Fig. 5. Quantification of the border cell migration phenotype in the phm^FL99 and phm^FT59 homozygous mutant egg chambers.

(A) Percentage of the Cut positive mutant clones in the stage 10A egg chambers of the following classes: wild-type (control) egg chambers (n=44); egg chambers with 2/3 of the total FCs being wild-type (n=43); egg chambers with the half of the follicle epithelium being wild-type (n=32); mosaic egg chambers containing 50–100 wild-type FCs (n=33); 10–50 wild-type FCs (n=15); 1–10 wild-type FCs (n=8); and egg chambers containing whole epithelial phm mutant clones (n=46). BC migration in the egg chambers at stage 10A was scored distinguishing the following categories: “completed migration” when BCs reached the oocyte (white); BCs migrated over 2/3 of the distance between the most anterior end of the egg chamber and the border between the nurse cells and the oocyte (light grey); BCs migrated 1/3 of this specified distance (dark grey); and BC cluster failed to migrate and stayed at the most anterior end of the egg chamber, the so-called “no migration” phenotype (black). (B, C) Egg chambers stained with with Hoechst (B, C) to label DNA, and anti-Slbo (B) or anti-Cut (C) antibody to label border cell clusters.

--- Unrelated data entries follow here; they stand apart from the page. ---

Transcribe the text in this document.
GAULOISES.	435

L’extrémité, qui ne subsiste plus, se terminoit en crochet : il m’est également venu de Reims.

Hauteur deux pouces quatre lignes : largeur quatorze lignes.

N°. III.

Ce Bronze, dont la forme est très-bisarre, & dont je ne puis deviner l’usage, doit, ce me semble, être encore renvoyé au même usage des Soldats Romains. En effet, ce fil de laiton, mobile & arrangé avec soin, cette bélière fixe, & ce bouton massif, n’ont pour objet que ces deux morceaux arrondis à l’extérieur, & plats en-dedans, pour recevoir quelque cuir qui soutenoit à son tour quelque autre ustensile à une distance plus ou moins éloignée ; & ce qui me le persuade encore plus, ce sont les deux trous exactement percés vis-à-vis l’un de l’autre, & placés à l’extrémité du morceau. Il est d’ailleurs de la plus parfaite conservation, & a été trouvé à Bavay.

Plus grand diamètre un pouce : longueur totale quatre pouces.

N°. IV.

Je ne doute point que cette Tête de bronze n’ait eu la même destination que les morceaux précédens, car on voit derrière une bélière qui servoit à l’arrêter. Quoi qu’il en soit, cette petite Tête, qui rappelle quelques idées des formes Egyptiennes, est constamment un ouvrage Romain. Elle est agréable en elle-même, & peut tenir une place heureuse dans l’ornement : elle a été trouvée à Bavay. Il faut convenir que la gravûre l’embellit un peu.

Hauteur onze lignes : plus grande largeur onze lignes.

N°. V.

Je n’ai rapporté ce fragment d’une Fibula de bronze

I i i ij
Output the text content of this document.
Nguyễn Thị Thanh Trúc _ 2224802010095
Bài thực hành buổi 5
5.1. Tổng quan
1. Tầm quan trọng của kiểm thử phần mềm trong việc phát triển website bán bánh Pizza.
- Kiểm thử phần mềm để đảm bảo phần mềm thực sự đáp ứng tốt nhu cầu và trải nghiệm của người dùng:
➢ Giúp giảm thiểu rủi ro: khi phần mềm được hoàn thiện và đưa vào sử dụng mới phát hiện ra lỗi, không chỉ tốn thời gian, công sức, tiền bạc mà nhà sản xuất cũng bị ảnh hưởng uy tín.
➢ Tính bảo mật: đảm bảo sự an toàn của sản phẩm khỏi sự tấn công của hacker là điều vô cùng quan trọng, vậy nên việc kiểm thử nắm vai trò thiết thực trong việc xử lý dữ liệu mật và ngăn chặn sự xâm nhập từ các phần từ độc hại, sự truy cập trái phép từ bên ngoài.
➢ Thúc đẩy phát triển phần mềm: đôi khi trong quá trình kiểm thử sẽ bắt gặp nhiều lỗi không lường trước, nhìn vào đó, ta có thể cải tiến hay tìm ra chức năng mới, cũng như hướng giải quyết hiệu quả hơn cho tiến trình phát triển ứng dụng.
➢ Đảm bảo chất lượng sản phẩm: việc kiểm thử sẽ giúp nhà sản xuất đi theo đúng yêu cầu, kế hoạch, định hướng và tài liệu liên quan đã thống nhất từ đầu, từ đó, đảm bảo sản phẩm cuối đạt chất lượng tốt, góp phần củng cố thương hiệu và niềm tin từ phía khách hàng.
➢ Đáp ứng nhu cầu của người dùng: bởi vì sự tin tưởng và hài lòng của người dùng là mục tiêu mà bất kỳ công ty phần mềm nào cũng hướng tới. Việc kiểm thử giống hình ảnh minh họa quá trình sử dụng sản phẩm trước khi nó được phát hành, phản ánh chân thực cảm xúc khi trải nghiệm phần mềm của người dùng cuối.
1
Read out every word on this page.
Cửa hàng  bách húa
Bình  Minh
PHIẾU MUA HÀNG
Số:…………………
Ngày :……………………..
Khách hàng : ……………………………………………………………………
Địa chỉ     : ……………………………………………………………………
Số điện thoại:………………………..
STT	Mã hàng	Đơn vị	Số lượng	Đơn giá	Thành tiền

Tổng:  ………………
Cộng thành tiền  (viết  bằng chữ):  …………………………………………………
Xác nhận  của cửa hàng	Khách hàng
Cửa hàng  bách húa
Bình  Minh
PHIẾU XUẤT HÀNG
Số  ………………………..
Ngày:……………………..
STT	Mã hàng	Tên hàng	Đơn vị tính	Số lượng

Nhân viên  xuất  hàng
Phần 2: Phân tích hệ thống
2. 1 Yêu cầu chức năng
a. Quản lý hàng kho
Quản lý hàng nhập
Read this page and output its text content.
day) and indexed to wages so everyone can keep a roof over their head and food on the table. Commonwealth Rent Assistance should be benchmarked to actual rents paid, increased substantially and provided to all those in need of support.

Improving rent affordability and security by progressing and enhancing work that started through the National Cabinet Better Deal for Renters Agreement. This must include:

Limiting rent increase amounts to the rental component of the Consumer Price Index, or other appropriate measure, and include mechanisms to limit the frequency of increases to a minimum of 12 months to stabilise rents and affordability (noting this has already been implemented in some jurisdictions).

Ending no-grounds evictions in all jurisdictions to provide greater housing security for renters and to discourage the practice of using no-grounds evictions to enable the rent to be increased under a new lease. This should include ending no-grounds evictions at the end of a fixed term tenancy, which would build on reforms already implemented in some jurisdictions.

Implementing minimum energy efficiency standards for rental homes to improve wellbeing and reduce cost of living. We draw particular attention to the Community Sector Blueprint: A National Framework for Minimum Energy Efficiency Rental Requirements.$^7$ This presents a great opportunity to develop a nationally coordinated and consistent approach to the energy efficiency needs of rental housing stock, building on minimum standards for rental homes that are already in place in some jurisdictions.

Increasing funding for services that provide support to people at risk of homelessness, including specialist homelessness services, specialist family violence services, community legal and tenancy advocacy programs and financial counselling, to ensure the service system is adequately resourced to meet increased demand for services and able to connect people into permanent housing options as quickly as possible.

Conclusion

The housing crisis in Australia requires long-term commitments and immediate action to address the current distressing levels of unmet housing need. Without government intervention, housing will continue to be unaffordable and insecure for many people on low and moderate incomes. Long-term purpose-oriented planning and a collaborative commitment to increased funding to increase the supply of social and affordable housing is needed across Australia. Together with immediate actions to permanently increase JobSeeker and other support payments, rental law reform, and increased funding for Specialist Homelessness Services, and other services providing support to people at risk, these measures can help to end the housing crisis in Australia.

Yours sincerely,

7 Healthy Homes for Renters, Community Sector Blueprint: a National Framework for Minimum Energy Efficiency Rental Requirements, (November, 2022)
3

Egg chambers are oriented with the anterior to the left. Scale bars represent 40 µm. (B) Stage 10A phm mutant mosaic egg chamber. Mutant cells are marked by the absence of GFP (green), the borders between mutant clones and neighboring wild-type cells are marked by dashed lines. Border cells (open arrow) migrated normally. (C) Stage 10A egg chamber containing phm whole epithelial homozygous mutant clone. Border cells (open arrow) failed to migrate.